Im Austausch mit anderen ehrenamtlichen Aktiven ließen die Veranstalter:innen der Polizei alle Informationen zur Mobilisierung von rechts zukommen. „Ich habe fast täglich mit der Polizei telefoniert“, berichtet Dannewitz.
Auch Staatsanwaltschaft und Polizei betonen im Nachgang der Pride Parade: „Die Aufrufe in den sozialen Netzwerken hatten Auswirkungen auf die Lagebeurteilung und die damit verbundene Einsatzplanung.“ Die Polizei war mit etwa 200 Beamt:innen im Einsatz. Viele von ihnen wurden am Bahnhof eingesetzt, wo die unangemeldete Gegendemonstration von 200 Rechtsextremen stattfand.

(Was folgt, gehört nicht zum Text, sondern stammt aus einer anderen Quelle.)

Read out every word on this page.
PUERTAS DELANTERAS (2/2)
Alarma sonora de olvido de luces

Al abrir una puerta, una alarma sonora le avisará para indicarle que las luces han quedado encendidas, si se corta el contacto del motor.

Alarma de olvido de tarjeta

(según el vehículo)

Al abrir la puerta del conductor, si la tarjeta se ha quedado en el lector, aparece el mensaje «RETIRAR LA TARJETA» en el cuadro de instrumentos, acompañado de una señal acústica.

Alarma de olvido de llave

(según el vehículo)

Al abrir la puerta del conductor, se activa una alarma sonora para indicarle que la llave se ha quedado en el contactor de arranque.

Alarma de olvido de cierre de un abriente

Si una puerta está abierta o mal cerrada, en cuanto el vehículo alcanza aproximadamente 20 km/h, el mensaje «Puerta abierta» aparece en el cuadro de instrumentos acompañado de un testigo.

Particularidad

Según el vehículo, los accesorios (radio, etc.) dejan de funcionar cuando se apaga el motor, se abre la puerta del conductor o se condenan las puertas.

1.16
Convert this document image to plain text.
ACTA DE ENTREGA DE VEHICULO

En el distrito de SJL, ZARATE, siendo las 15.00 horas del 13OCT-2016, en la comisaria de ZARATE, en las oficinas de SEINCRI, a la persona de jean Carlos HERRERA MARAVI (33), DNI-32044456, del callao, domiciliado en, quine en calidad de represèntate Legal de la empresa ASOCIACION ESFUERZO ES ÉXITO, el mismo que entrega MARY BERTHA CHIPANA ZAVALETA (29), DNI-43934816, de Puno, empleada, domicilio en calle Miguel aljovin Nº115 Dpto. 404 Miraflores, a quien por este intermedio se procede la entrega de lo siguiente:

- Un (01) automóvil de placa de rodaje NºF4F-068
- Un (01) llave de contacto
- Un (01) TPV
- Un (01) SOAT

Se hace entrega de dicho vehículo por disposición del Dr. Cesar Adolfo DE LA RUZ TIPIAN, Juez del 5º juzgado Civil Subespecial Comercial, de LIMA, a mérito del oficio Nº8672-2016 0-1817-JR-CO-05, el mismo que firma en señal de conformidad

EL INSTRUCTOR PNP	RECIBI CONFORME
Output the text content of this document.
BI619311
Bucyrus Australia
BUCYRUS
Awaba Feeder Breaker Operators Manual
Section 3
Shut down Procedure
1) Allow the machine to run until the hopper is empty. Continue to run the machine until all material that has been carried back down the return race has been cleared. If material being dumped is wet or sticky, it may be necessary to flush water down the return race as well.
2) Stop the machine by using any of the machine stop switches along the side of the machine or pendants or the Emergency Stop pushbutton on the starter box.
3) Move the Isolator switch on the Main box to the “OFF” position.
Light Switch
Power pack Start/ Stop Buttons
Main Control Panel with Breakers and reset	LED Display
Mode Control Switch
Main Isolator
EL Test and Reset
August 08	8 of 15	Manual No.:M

Die Ordnungskräfte kesselten die Gegendemo ein und ließen den Aufmarsch nur wenige Meter vom Lindengarten zum Bahnhofsvorplatz ziehen. Die An- und Abreise von CSD-Teilnehmer:innen sowie Rechtsextremen wurde von der Bundespolizei abgesichert.
Auch der Verein der lesbisch-schwulen Polizeibeamt:innen Velspol MV sei in die Planung des CSDs eingebunden gewesen, sagt der Geschäftsführer des LSVD Queer MV, Roy Rietentidt. Für Polizei und Veranstalter:innen sei die Sicherheit der CSD-Teilnehmenden oberste Priorität gewesen. Das bestätigt auch Dannewitz. Im Vorfeld veröffentlichte er Beiträge auf Instagram, in denen er Teilnehmende der Parade vor rechten Gegendemonstrant:innen warnte und Sicherheitshinweise gab.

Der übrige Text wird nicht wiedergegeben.